September 13, 2013

Intuitive shares insights into people’s lives

Posted in Between Us column, Spirituality, Women at 5:00 pm by dinaheng

Intuition is inside everyone, but we don’t always listen to what our inner knowing says to us. For Joan Marie Whelan, helping others to tap into their intuitive selves and heal at the core of their souls is a personal mission.

Whelan, who graduated from Lynchburg College in Lynchburg, Va. with a triple major in broadcast journalism, psychology and Spanish, was in a head-on car collision in her 20s that left her with severe anxiety attacks, short-term memory loss for six months, and a hairline fracture to her spine.Dinah Eng

“I was in physical therapy and cognitive development therapy for three years,” Whelan recalls. “The experience brought up every issue I had, and a fear of being out in the world, which was not who I was. I’d been an outgoing, adventurous person, yet I withdrew from the world for eight years. My body didn’t tolerate any medicines. I believe the accident happened so I could heal my soul at a deep level.”

Whelan began studying past life regression, inner child work, and the relationship between body, mind and spirit.

“I’m perfectly fine on the physical level now, after a very long journey,” says Whelan, 46, who resides in Sarasota, Fla. “Through it all, my intuition and awareness came full throttle. I could be standing next to someone, they wouldn’t say a word, and I could see everything going on in their head. I had to learn how to create a boundary between seeing people and going on with my own life.”

The intuitive woman went on to become a business intuitive coach, life coach and consultant for individuals, writing “Soul Discovery… 9 Principles for Revealing Your Sacred Gifts” ($24.95) — also available as a Kindle download for $9.48 — and “My Sacred Journal” ($21.95), a companion journal.

Whelan says she helps clients with emotional, physical and financial problems, encouraging them to grow and heal on deep levels by understanding their soul’s purpose.

“Everyone has the choice to open up their intuition,” Whelan says. “I’m a believer in meditation, listening to the highest manifestation of Divine Love, whatever that means to you. Your vibration is a like a light bulb, and it’s up to you to develop higher wattages.”

She notes that we are living today in a masculine society where the mind dominates, shutting down the feminine side of ourselves, which is heart-centered.

“A lot of people are not comfortable with their emotions, so they become fearful of their intuitive side,” Whelan says. “But intuition is your truth. It’s about seeing your greatest needs, and allowing them to be met.”

When it comes to working with businesses, Whelan’s clients may hire her to help identify the best people to work with on various projects.

Photo of Joan Marie Whelan by Joe Henson.

Photo of Joan Marie Whelan by Joe Henson.

“I helped to negotiate a $1.3 billion deal with a client who brought different companies together to pool their money to buy real estate and create other projects that would bring many new jobs to the economy,” Whelan says. “My client wanted to get the right people involved, so consulted with me on who was greedy, and who could be trusted.

“People didn’t know I was involved in any way. I do help people become multi-millionaires — but my goal is not to just help someone make money. My goal is to help people build a solid foundation, build a successful team, and come from a place of wholeness — not a place of greed, doing things only to make money.  If our only goal was to be rich in money, we would be very poor in spirit.”

When it comes to personal growth, Whelan says it’s important to honor the wholeness of who you are.

“So many people are bruised or hurt because of something someone said or did,” she says. “They go around striving externally to be something. Yet what you’re seeking to be is yourself. It’s tough not to feel unworthy in life. Being vulnerable is where the shame is dissolved. Becoming more intuitive and allowing ourselves to forgive others is what leads to our healing.”

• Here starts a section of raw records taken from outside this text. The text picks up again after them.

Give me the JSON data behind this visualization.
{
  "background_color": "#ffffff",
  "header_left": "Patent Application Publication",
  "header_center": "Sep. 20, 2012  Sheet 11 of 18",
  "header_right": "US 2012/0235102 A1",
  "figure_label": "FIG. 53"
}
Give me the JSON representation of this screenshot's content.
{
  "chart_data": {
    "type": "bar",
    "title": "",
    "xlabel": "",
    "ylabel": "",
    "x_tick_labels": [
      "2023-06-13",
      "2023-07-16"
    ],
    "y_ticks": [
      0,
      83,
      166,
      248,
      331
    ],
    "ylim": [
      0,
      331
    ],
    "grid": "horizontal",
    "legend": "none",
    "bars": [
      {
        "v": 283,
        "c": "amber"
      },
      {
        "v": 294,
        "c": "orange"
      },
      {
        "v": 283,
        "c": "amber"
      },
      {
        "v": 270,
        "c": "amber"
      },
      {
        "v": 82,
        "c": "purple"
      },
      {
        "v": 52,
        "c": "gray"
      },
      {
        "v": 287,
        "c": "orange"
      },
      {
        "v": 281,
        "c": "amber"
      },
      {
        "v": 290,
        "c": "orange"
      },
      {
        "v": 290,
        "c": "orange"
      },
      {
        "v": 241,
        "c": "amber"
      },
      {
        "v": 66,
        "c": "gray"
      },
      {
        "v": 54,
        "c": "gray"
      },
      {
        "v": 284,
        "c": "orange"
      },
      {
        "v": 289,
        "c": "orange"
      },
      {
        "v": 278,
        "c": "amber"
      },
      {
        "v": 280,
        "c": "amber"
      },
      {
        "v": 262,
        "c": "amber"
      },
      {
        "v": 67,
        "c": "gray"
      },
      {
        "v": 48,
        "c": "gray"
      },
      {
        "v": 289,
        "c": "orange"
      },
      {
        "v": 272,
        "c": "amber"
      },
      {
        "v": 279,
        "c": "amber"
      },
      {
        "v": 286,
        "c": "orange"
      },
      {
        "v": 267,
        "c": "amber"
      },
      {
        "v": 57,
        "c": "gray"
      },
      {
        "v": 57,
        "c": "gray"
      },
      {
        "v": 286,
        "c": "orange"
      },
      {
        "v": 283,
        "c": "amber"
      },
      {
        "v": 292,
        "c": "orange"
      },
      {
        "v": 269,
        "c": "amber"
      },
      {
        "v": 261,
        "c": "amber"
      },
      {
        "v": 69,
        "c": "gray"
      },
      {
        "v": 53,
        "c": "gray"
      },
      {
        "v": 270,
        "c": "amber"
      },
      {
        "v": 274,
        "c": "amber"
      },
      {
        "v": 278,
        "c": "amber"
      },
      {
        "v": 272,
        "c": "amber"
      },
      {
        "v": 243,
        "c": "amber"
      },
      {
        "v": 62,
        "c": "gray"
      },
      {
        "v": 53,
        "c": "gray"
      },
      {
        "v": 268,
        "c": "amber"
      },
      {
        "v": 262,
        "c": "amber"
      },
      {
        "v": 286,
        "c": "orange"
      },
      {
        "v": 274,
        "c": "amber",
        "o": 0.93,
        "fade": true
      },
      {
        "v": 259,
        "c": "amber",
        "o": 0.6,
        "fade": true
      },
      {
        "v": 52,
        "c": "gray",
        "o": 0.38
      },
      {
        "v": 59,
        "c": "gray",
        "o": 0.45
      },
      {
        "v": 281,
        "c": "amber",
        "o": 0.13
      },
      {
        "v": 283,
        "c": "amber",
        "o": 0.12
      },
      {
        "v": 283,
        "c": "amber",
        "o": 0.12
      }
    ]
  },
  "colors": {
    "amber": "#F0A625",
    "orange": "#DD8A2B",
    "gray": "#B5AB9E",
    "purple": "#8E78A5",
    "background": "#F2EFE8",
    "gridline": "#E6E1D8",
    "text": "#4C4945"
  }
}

She notes that there are many skeptics in the world who call intuitive people “crazy” or “witches,” but what critics are really doing is denying the innate wisdom within themselves to avoid facing their own fear of the unknown.

“Certainly, there are times when predictions don’t come true,” Whelan says. “We have free will, and sometimes, the timing of predictions are off because an individual might not be ready to have something happen. I’ve had people tell me I’m going to be married with kids for the last 10 years. So where is he?”

She laughs, adding, “Sometimes, we’re not supposed to see everything.”